Et par pitié, ça se passe en Italie, donc Michele se prononce Mikélé – merci pour mes ancêtres !



L’autre histoire




Prologue


Un cimetière, la nuit.

Frère Lawrence : Ils sont bien étranges, les grands de ce monde ! Celui-là voit sa fille chérie la poitrine ensanglantée, gisant sur la terre froide, et il la laisse là, comme un chien galeux dans un caniveau, parce qu’un Prince lui a dit « Partons » ... Allons, Balthazar, aide-moi à la remettre dans son caveau, dont elle n’est sortie que pour souffrir davantage... Pauvre enfant... Chaude encore...

Il pose la main sur le ventre de la jeune fille, sursaute, et approche son visage de celui de la morte.

Balthazar, vite ! Va chercher sa Nourrice ! Et l’apothicaire ! Et ne souffle mot à personne !

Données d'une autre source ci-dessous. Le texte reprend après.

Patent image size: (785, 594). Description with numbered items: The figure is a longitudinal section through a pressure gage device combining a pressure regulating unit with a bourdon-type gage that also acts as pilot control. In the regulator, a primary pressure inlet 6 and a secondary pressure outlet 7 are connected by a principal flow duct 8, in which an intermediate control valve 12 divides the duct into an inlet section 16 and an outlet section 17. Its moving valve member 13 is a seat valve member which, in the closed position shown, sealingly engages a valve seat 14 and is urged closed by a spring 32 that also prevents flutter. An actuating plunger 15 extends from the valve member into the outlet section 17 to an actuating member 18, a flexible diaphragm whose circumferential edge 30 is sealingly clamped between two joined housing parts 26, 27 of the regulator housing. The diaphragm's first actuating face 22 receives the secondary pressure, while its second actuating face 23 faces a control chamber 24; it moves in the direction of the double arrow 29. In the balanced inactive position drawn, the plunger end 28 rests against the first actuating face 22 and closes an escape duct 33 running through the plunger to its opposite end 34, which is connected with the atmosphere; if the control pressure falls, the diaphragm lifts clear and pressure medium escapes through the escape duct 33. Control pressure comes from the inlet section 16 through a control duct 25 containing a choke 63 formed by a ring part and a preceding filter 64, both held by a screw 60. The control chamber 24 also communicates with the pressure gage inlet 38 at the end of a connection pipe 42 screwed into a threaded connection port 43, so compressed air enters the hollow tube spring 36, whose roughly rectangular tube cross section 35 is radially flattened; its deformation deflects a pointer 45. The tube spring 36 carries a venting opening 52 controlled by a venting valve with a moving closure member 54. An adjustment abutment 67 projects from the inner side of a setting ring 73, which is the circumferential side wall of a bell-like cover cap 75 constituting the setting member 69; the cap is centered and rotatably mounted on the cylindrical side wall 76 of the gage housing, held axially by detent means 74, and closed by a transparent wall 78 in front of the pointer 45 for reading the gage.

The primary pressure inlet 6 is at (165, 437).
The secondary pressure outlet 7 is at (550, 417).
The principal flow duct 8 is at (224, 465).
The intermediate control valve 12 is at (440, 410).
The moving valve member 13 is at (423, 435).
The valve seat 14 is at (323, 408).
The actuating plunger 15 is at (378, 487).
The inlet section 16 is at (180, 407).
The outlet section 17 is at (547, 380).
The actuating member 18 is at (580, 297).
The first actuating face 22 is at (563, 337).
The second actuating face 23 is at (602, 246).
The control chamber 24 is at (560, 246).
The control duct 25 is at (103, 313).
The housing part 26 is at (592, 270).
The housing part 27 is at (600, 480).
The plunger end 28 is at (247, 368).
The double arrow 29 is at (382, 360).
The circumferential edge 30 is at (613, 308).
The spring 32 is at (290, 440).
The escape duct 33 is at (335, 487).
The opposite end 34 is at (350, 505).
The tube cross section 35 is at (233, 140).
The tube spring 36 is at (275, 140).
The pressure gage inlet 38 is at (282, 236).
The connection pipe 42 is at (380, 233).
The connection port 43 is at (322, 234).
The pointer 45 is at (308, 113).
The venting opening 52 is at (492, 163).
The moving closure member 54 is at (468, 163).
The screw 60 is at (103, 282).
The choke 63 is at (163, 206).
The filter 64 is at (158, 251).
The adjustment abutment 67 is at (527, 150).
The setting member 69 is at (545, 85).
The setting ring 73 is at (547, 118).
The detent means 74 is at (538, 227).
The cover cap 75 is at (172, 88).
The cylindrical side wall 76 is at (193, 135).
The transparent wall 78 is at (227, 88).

Balthazar sort en courant.

Ma douce enfant, je t’en supplie, si tu ne le fais pas pour toi, fais-le pour lui !




Acte I



Scène I



Rome, 1596. Une modeste demeure dans un quartier pauvre.

La Nourrice : Cela me fend le coeur, ma petite Juliette, de te voir donner le sein toi-même, comme une miséreuse...

Juliette souriante, l’enfant à son sein: Laisse, Nourrice. C’est agréable. Cet enfant est tout ce qui me reste de Roméo. Et parfois, quand il tire fort sur mon téton, j’ai... mais tu me diras que c’est toujours ainsi sans doute... j’ai... la même émotion au fond du ventre que lorsque son père...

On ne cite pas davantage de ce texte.